A Multilevel Information Fusion-Based Deep Learning Method for Vision-Based Defect Recognition

Abstract

Vision-based defect recognition is an important technology to guarantee quality in modern manufacturing systems. Deep learning (DL) becomes a research hotspot in vision-based defect recognition due to outstanding performances. However, most of the DL methods require a large sample to learn the defect information. While in some real-world cases, it is difficult and costly for data collecting, and only a small sample is available. Generally, a small sample contains less information, which may mislead the DL models so that they cannot work as expected. Therefore, this requirement impedes the wide applications of DL in vision-based defect recognition.
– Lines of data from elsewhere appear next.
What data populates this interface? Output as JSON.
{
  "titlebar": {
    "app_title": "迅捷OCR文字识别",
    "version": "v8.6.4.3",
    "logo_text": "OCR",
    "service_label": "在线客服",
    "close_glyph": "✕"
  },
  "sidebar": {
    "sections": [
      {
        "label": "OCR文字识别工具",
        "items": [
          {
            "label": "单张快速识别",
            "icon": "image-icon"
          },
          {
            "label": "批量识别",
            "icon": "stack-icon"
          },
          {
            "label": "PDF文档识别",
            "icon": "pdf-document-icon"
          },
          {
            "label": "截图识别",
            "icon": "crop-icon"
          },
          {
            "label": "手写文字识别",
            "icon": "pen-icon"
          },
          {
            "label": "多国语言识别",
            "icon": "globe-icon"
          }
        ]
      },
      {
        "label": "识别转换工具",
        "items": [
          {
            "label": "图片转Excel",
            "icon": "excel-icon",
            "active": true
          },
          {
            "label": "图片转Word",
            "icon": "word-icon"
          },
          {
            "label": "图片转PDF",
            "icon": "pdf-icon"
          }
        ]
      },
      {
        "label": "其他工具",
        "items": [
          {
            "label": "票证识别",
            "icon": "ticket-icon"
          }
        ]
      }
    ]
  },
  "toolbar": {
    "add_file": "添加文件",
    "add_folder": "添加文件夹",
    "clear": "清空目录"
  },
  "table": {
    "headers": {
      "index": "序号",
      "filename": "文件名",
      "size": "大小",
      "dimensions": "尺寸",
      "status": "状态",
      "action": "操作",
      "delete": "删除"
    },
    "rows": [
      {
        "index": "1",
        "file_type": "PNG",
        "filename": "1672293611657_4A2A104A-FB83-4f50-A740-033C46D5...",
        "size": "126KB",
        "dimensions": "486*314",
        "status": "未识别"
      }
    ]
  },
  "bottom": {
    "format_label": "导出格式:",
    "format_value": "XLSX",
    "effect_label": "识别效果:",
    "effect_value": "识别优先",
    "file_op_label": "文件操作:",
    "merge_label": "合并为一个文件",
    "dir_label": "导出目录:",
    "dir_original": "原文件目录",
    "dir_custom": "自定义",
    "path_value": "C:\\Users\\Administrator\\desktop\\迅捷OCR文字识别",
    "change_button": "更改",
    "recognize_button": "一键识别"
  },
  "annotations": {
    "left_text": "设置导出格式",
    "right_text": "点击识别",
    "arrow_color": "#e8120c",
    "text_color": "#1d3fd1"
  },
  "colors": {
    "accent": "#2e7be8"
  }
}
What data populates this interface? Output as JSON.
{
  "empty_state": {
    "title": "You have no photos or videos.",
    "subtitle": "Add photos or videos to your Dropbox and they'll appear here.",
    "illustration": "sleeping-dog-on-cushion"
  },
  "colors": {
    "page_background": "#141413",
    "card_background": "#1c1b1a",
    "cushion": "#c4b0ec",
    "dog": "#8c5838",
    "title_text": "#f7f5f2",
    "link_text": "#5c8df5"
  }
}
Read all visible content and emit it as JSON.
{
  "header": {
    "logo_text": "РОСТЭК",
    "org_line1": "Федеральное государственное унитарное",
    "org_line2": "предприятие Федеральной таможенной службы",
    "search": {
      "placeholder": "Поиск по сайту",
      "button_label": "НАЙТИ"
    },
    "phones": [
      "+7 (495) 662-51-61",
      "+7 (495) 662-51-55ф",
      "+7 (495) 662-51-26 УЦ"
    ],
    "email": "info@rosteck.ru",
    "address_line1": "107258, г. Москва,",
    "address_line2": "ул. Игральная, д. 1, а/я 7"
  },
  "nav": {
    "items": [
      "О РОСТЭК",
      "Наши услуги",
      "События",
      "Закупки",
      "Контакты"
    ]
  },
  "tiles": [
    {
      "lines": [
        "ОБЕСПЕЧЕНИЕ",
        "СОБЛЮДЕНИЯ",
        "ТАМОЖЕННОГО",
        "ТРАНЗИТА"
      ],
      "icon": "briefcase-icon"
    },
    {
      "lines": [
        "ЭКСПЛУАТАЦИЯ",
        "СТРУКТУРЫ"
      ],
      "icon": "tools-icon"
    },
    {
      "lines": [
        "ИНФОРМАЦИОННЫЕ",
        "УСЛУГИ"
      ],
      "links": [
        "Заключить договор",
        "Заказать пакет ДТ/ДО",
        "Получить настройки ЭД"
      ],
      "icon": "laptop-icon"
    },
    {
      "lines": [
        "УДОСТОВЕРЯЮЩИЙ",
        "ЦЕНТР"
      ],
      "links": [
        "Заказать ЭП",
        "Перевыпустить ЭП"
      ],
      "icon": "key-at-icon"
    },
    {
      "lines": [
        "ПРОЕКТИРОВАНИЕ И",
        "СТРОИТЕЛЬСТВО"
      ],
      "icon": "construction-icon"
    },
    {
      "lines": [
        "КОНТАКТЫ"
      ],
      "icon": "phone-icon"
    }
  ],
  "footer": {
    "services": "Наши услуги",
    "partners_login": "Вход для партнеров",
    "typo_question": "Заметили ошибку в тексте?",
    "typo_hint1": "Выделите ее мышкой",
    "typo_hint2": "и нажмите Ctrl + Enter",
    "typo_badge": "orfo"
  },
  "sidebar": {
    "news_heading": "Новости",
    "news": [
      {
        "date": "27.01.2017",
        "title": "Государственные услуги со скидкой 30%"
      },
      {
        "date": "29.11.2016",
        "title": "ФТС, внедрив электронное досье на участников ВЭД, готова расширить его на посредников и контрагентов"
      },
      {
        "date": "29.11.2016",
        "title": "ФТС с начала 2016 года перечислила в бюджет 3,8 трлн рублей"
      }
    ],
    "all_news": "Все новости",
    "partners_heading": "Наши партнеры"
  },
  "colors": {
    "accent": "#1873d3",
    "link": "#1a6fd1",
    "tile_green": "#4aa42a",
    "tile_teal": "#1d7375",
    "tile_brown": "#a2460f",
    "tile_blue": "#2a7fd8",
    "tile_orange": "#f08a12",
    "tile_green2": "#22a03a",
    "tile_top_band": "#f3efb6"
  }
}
To overcome this problem, this article proposes a multilevel information fusion-based DL method for vision-based defect recognition. In the proposed method, a three-level Gaussian pyramid is introduced to generate multilevel information of the defect so that more information is available for model training. After the Gaussian pyramid, three VGG16 networks are built to learn the information and the outputs are fused for the final recognition result. The experimental results show that the proposed method can extract more useful information and achieve better performances on small-sample tasks, compared with the conventional DL methods and defect recognition methods. Furthermore, the analysis results of the robustness and response time also indicate that the proposed method is robust for the noise input, and it is fast for defect recognition, which takes 13.74 ms to handle a defect image.